Despite renewed opposition and pleas from his lawyers at the Justice Project Pakistan who purported concrete evidence of Muneer Hussain’s medical records testifying to his unstable mental condition, Hussain was executed in Vehari at dawn of an April day this year.

To date no concrete evidence has been found of crime reduction or deterrence with the employment of the death penalty punishment.  Research conducted by the UN in 2008 contested that death execution does not in fact serve as greater deterrence mechanism than life imprisonment, so the state rhetoric that defends its December 17 policy, falls flat.

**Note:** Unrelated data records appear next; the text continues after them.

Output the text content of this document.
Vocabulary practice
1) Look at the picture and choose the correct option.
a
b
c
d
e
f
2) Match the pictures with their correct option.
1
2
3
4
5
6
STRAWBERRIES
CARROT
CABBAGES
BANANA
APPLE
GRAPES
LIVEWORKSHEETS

Additionally, while many a country has sought out executions as capital punishment – the US, Saudi Arabia and China boasting the highest number of executions every year – Pakistan remains one of the few states in the world to employ the penalty for juveniles. Although with greater scrutiny and international pressure to redeem an on-paper decision to increase the minimum age to 18, the recent case of Shafqat Hussain sprung up as another back-pedaling of the government on their own policies. The accused who was convicted of murder as a juvenile, has surfaced on the international stage as a reminder of the deep-rooted contradictions in the executive-judiciary-legislative functioning of the country as the very law of the constitution is being blatantly compromised with every death warrant and stay issued one after the other in his 11-year-long case.

Similarly, justification of removing the moratorium as a mechanism to make up for the state’s failure is seen by many as short-sighted appeasement of the masses. While the supporters of the death penalty in Pakistan argue that it is the only effective way to deal with the scourge of militancy, those opposed to it point out that the state’s rather knee-jerk reaction to combatting terrorism of armed militant groups via execution is closer to risking the lives of thousands of innocents convicted without fair trial or evidence than it is to successfully prosecuting the few anti-state terror-related suspects it realistically holds. Death may not be a great deterrent for those willing to already sacrifice their lives to their causes.

Thus, it may be time to acknowledge that Pakistan’s judicial system is in dire need of a make-over. This system inspires little hope with excruciating face-off among defense lawyers fighting for the damned with indifferent dispensers of justice, zero judicial accountability and a justice system where justice is not dealt with in accordance with the very law of the land.